110. Di notte a Hankou.

L’altra sera Tony mi ha portato a fare un giro per smaltire il tagliere di affettati e formaggi che ci eravamo messi in corpo, a seguito di una cena nell’unico ristorante italiano di Wuhan a cui mi faccio accompagnare periodicamente da lui in quanto unico locale in grado di apprezzare la cucina mediterranea. Siccome Tony, oltre a capire meglio degli altri i miei gusti culinari, ha anche capito nel tempo che cosa ho bisogno di vedere per sopravvivere in un posto come questo, ha puntato la macchina fuori delle strade principali solite e si é infilato negli isolati piú vecchi di Wuhan, fra strade sconnesse e edifici polverosi. Siano finiti in un quartiere desolato del distretto di Hankou, dalle strade strette adorne di alberature spoglie e facciate scrostate e mal illuminate.

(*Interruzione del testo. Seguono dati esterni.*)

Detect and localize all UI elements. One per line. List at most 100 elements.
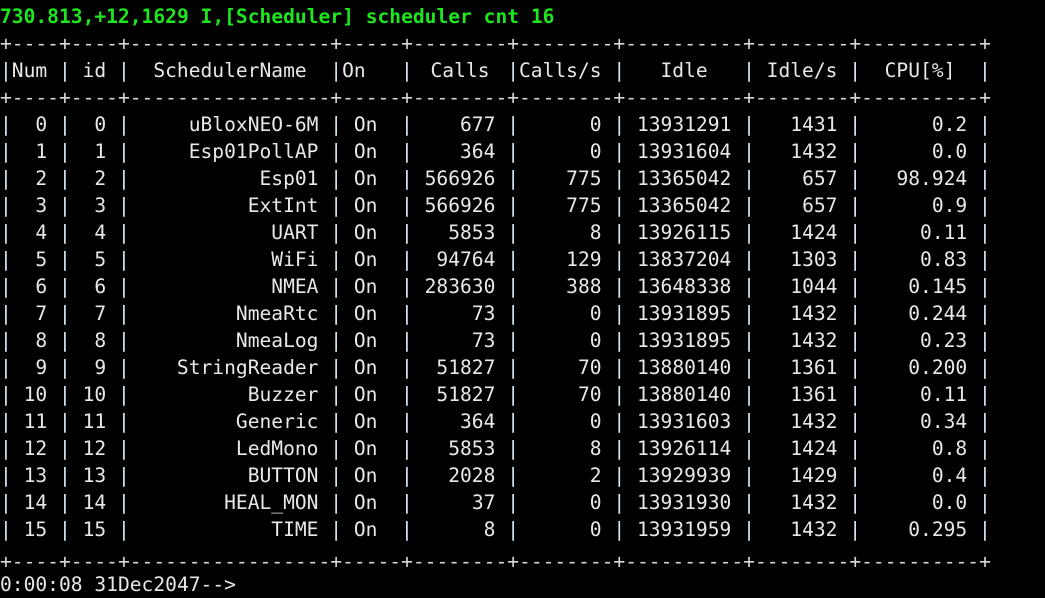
- table-cell: 2: [35, 167, 48, 190]
- table-row: | 14 | 14 | HEAL_MON | On | 37 | 0 | 13931930 | 1432 | 0.…: [0, 489, 991, 516]
- column-separator: |: [507, 275, 519, 298]
- column-separator: |: [117, 464, 130, 487]
- table-cell: 8: [589, 221, 602, 244]
- table-cell: On: [353, 383, 378, 406]
- table-cell: 0.200: [908, 356, 968, 379]
- column-header: Idle: [660, 59, 708, 82]
- table-cell: LedMono: [235, 437, 319, 460]
- column-separator: |: [507, 248, 519, 271]
- table-cell: 1432: [790, 491, 838, 514]
- column-separator: |: [507, 356, 519, 379]
- table-cell: 0: [94, 113, 107, 136]
- table-header-border: +----+----+-----------------+-----+-----…: [0, 86, 991, 109]
- column-separator: |: [743, 113, 755, 136]
- column-separator: |: [849, 410, 862, 433]
- table-cell: 0.2: [931, 113, 968, 136]
- column-separator: |: [401, 383, 413, 406]
- column-separator: |: [613, 275, 626, 298]
- column-separator: |: [0, 140, 12, 163]
- table-cell: 70: [577, 356, 602, 379]
- column-header: Num: [11, 59, 48, 82]
- table-cell: 1424: [790, 437, 838, 460]
- table-cell: 0.0: [931, 140, 968, 163]
- table-cell: 0.11: [920, 221, 968, 244]
- column-separator: |: [58, 302, 71, 325]
- column-separator: |: [0, 221, 12, 244]
- column-separator: |: [330, 410, 343, 433]
- table-cell: 13: [23, 464, 48, 487]
- table-cell: ExtInt: [247, 194, 319, 217]
- table-cell: 0: [589, 140, 602, 163]
- column-separator: |: [613, 329, 626, 352]
- column-separator: |: [849, 383, 862, 406]
- table-cell: On: [353, 410, 378, 433]
- column-separator: |: [507, 329, 519, 352]
- table-row: | 6 | 6 | NMEA | On | 283630 | 388 | 13648338 | 1044 | 0.…: [0, 273, 991, 300]
- table-cell: 1431: [790, 113, 838, 136]
- column-separator: |: [58, 410, 71, 433]
- table-cell: 566926: [424, 194, 496, 217]
- table-cell: 1432: [790, 329, 838, 352]
- table-cell: UART: [271, 221, 319, 244]
- table-cell: 364: [460, 410, 496, 433]
- table-cell: 3: [94, 194, 107, 217]
- column-separator: |: [849, 221, 862, 244]
- column-separator: |: [401, 59, 413, 82]
- column-separator: |: [330, 140, 343, 163]
- column-separator: |: [849, 518, 862, 541]
- column-separator: |: [330, 194, 343, 217]
- table-cell: 1361: [790, 356, 838, 379]
- column-separator: |: [613, 167, 626, 190]
- table-cell: 13929939: [636, 464, 732, 487]
- column-separator: |: [507, 221, 519, 244]
- table-cell: On: [353, 167, 378, 190]
- column-separator: |: [979, 491, 991, 514]
- table-cell: 0.145: [908, 275, 968, 298]
- column-separator: |: [507, 194, 519, 217]
- table-cell: On: [353, 491, 378, 514]
- column-separator: |: [330, 518, 343, 541]
- table-cell: 0.34: [920, 410, 968, 433]
- column-separator: |: [507, 113, 519, 136]
- column-separator: |: [613, 356, 626, 379]
- column-separator: |: [117, 113, 130, 136]
- column-separator: |: [330, 329, 343, 352]
- table-cell: 1432: [790, 518, 838, 541]
- column-separator: |: [507, 167, 519, 190]
- command-prompt[interactable]: 0:00:08 31Dec2047-->: [0, 573, 236, 596]
- column-separator: |: [743, 356, 755, 379]
- column-separator: |: [330, 221, 343, 244]
- table-cell: On: [353, 329, 378, 352]
- table-row: | 15 | 15 | TIME | On | 8 | 0 | 13931959 | 1432 | 0.295 |: [0, 516, 991, 543]
- column-header: id: [82, 59, 107, 82]
- column-separator: |: [849, 167, 862, 190]
- column-separator: |: [979, 383, 991, 406]
- table-cell: 73: [471, 302, 496, 325]
- table-cell: Buzzer: [247, 383, 319, 406]
- column-header: Idle/s: [766, 59, 838, 82]
- column-separator: |: [979, 113, 991, 136]
- table-cell: On: [353, 437, 378, 460]
- table-row: | 3 | 3 | ExtInt | On | 566926 | 775 | 13365042 | 657 | 0…: [0, 192, 991, 219]
- column-separator: |: [743, 140, 755, 163]
- column-separator: |: [849, 59, 862, 82]
- table-cell: 14: [23, 491, 48, 514]
- column-separator: |: [58, 491, 71, 514]
- table-cell: 5: [35, 248, 48, 271]
- table-cell: 677: [460, 113, 496, 136]
- table-cell: 9: [94, 356, 107, 379]
- column-separator: |: [979, 194, 991, 217]
- column-separator: |: [979, 59, 991, 82]
- column-separator: |: [117, 518, 130, 541]
- table-cell: 12: [82, 437, 107, 460]
- table-cell: 0: [35, 113, 48, 136]
- table-cell: uBloxNEO-6M: [188, 113, 319, 136]
- table-cell: Esp01PollAP: [188, 140, 319, 163]
- column-separator: |: [117, 410, 130, 433]
- table-cell: On: [353, 518, 378, 541]
- table-cell: 13931930: [636, 491, 732, 514]
- table-cell: 8: [589, 437, 602, 460]
- table-cell: 1424: [790, 221, 838, 244]
- table-cell: 15: [23, 518, 48, 541]
- column-separator: |: [507, 437, 519, 460]
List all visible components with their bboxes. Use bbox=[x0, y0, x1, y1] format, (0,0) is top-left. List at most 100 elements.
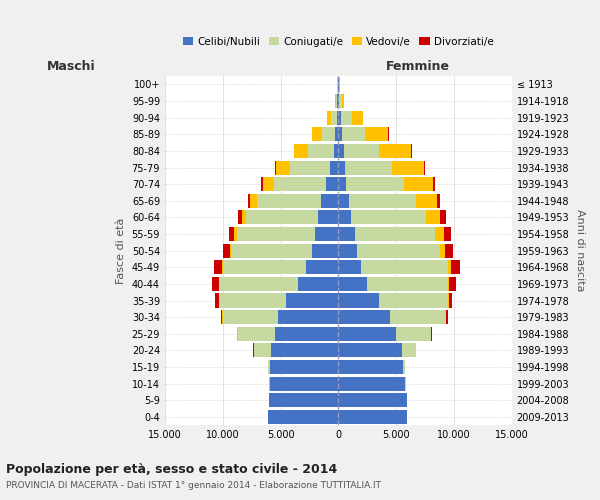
Bar bbox=[391, 310, 446, 324]
Text: Popolazione per età, sesso e stato civile - 2014: Popolazione per età, sesso e stato civil… bbox=[6, 462, 337, 475]
Bar bbox=[403, 360, 405, 374]
Bar bbox=[229, 227, 235, 241]
Bar bbox=[431, 326, 432, 341]
Bar bbox=[236, 326, 238, 341]
Bar bbox=[402, 344, 416, 357]
Bar bbox=[257, 194, 321, 208]
Bar bbox=[315, 227, 338, 241]
Bar bbox=[278, 310, 338, 324]
Bar bbox=[214, 260, 222, 274]
Bar bbox=[424, 160, 425, 174]
Bar bbox=[295, 144, 308, 158]
Bar bbox=[338, 326, 396, 341]
Bar bbox=[223, 310, 278, 324]
Bar bbox=[449, 277, 456, 291]
Bar bbox=[230, 244, 231, 258]
Bar bbox=[271, 344, 338, 357]
Bar bbox=[351, 210, 426, 224]
Bar bbox=[352, 110, 362, 125]
Bar bbox=[298, 277, 338, 291]
Bar bbox=[338, 344, 402, 357]
Bar bbox=[215, 294, 219, 308]
Bar bbox=[426, 210, 440, 224]
Bar bbox=[331, 110, 337, 125]
Bar bbox=[437, 194, 440, 208]
Bar bbox=[274, 177, 326, 192]
Bar bbox=[338, 310, 391, 324]
Bar bbox=[336, 94, 337, 108]
Bar bbox=[235, 227, 236, 241]
Bar bbox=[338, 194, 349, 208]
Bar bbox=[346, 177, 404, 192]
Bar bbox=[338, 210, 351, 224]
Bar bbox=[263, 177, 274, 192]
Y-axis label: Fasce di età: Fasce di età bbox=[116, 218, 126, 284]
Bar bbox=[396, 326, 431, 341]
Bar bbox=[338, 260, 361, 274]
Y-axis label: Anni di nascita: Anni di nascita bbox=[575, 210, 585, 292]
Bar bbox=[448, 277, 449, 291]
Bar bbox=[379, 294, 448, 308]
Bar bbox=[242, 210, 246, 224]
Bar bbox=[236, 227, 315, 241]
Bar bbox=[445, 244, 453, 258]
Bar bbox=[338, 144, 344, 158]
Bar bbox=[338, 360, 403, 374]
Bar bbox=[361, 260, 448, 274]
Bar bbox=[341, 110, 352, 125]
Legend: Celibi/Nubili, Coniugati/e, Vedovi/e, Divorziati/e: Celibi/Nubili, Coniugati/e, Vedovi/e, Di… bbox=[179, 32, 498, 51]
Bar bbox=[275, 326, 338, 341]
Bar bbox=[231, 244, 312, 258]
Bar bbox=[268, 410, 338, 424]
Bar bbox=[342, 128, 365, 141]
Bar bbox=[338, 393, 407, 407]
Bar bbox=[344, 144, 379, 158]
Bar bbox=[221, 310, 223, 324]
Bar bbox=[449, 294, 452, 308]
Bar bbox=[341, 94, 344, 108]
Bar bbox=[238, 210, 242, 224]
Bar bbox=[338, 294, 379, 308]
Bar bbox=[379, 144, 411, 158]
Bar bbox=[335, 94, 336, 108]
Bar bbox=[416, 194, 437, 208]
Bar bbox=[335, 128, 338, 141]
Bar bbox=[345, 160, 392, 174]
Bar bbox=[312, 244, 338, 258]
Bar bbox=[326, 177, 338, 192]
Bar bbox=[338, 160, 345, 174]
Bar bbox=[357, 244, 440, 258]
Bar bbox=[306, 260, 338, 274]
Text: Femmine: Femmine bbox=[386, 60, 450, 72]
Bar bbox=[246, 210, 317, 224]
Bar bbox=[337, 110, 338, 125]
Bar bbox=[313, 128, 322, 141]
Bar bbox=[334, 144, 338, 158]
Bar bbox=[365, 128, 388, 141]
Bar bbox=[337, 94, 338, 108]
Bar bbox=[327, 110, 331, 125]
Bar bbox=[338, 128, 342, 141]
Bar bbox=[308, 144, 334, 158]
Bar bbox=[219, 294, 286, 308]
Bar bbox=[448, 260, 451, 274]
Bar bbox=[392, 160, 424, 174]
Bar bbox=[367, 277, 448, 291]
Bar bbox=[268, 360, 270, 374]
Bar bbox=[440, 244, 445, 258]
Bar bbox=[222, 260, 223, 274]
Bar bbox=[238, 326, 275, 341]
Bar bbox=[338, 94, 339, 108]
Bar bbox=[254, 344, 271, 357]
Bar bbox=[338, 376, 406, 390]
Bar bbox=[275, 160, 276, 174]
Bar bbox=[440, 210, 446, 224]
Bar bbox=[262, 177, 263, 192]
Bar bbox=[269, 393, 338, 407]
Bar bbox=[270, 376, 338, 390]
Bar bbox=[223, 260, 306, 274]
Bar bbox=[404, 177, 433, 192]
Bar bbox=[330, 160, 338, 174]
Bar bbox=[290, 160, 330, 174]
Bar bbox=[338, 177, 346, 192]
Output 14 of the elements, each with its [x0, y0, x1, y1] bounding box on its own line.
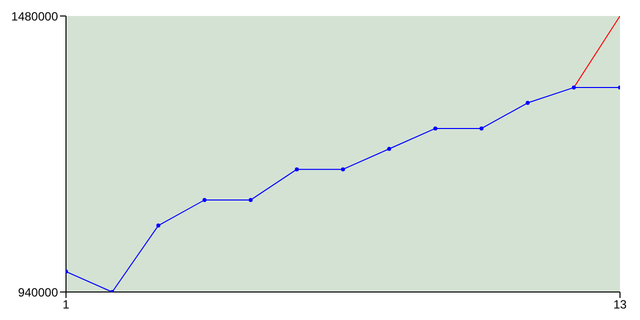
point	[433, 126, 438, 130]
point	[341, 167, 345, 172]
y-tick-label: 1480000	[11, 9, 58, 24]
point	[387, 146, 392, 151]
point	[294, 167, 299, 172]
point	[480, 126, 484, 130]
y-tick-label: 940000	[18, 285, 58, 300]
point	[156, 224, 160, 228]
point	[526, 100, 530, 105]
x-tick-label: 1	[62, 298, 70, 312]
point	[248, 198, 253, 202]
point	[202, 198, 206, 202]
point	[572, 86, 576, 90]
x-tick-label: 13	[613, 298, 627, 312]
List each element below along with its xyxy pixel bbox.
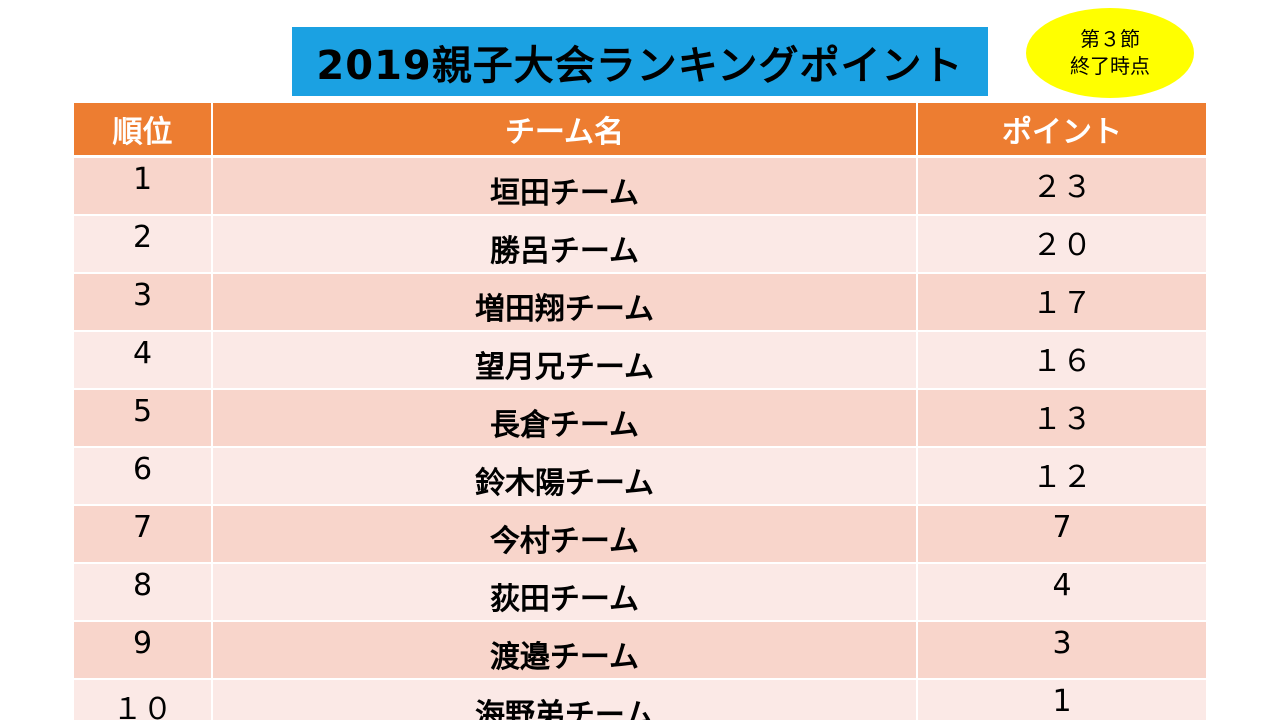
points-cell: 3 <box>917 621 1206 680</box>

Ho riconosciuto senza troppa difficoltá, in quell’isolato che avrá contato sí e no venti edifici, la vecchia “Concessione Francese” di Hankou , di cui avevo visto un paio di foto online tempo addietro ma che non ero mai riuscito a rintracciare. Uno dei fabbricati aveva un frontone sgangherato con la scritta 1924. Anche gli altri edifici avevano le fattezze di case coloniali a tre o quattro piani con le caratteristiche tipiche dell’architettura occidentale degli anni Venti, sebbene l’aggregazione fosse in qualche modo un richiamo agli Hutong, con piccole strade pedonali interne su cui si affacciavano spazi comuni. Chiunque a prima vista sarebbe rimontato in macchina e ripartito di corsa, specie trovandosi lí a mezzanotte: la maggior parte dei fabbricati erano devastati e a quanto riferiva Tony dentro ci abitano attualmente solo i cinesi piú poveri che non possono permettersi una casa negli grattacieli dei quartieri di nuova costruzione. Io, ovviamente, mi stavo giá perdendo a naso all’insú in mezzo a quel quartiere a cercare di trovarne i punti di valore: le strade belle e proporzionate all’altezza delle facciate, le decorazioni sbertucciate, vasi di fiori ovunque, ai davanzali delle finestre o sul lastrico all’ingresso, come a rivendicare una vanitá da esibire anche nella condizione di povertá e di squallore piú estremi. Nel mezzo di questo isolato l’unica (che io sappia) chiesa cattolica di Wuhan, con una facciata in stile finto-gotico, piccola e malconcia: la signora che stava tirando a mano i noodles in una bottega ancora aperta accanto alla chiesa, che aveva l’aspetto di tutte le altre botteghe di strada se non fosse stato per la gigantografia a colori di Gesú sulla parete di fondo, ci ha detto che per vederla all’interno tocca svegliarsi presto perché apre tutte le mattine solo dalle sei alle sette.

Non so.
Quell’isolato di venti case divelte mi è sembrato il piccolo cuore ancora pulsante di un mostro di cemento senza anima.
Tony, ovviamente, l’ha capito guardandomi in faccia senza che io abbia detto una parola.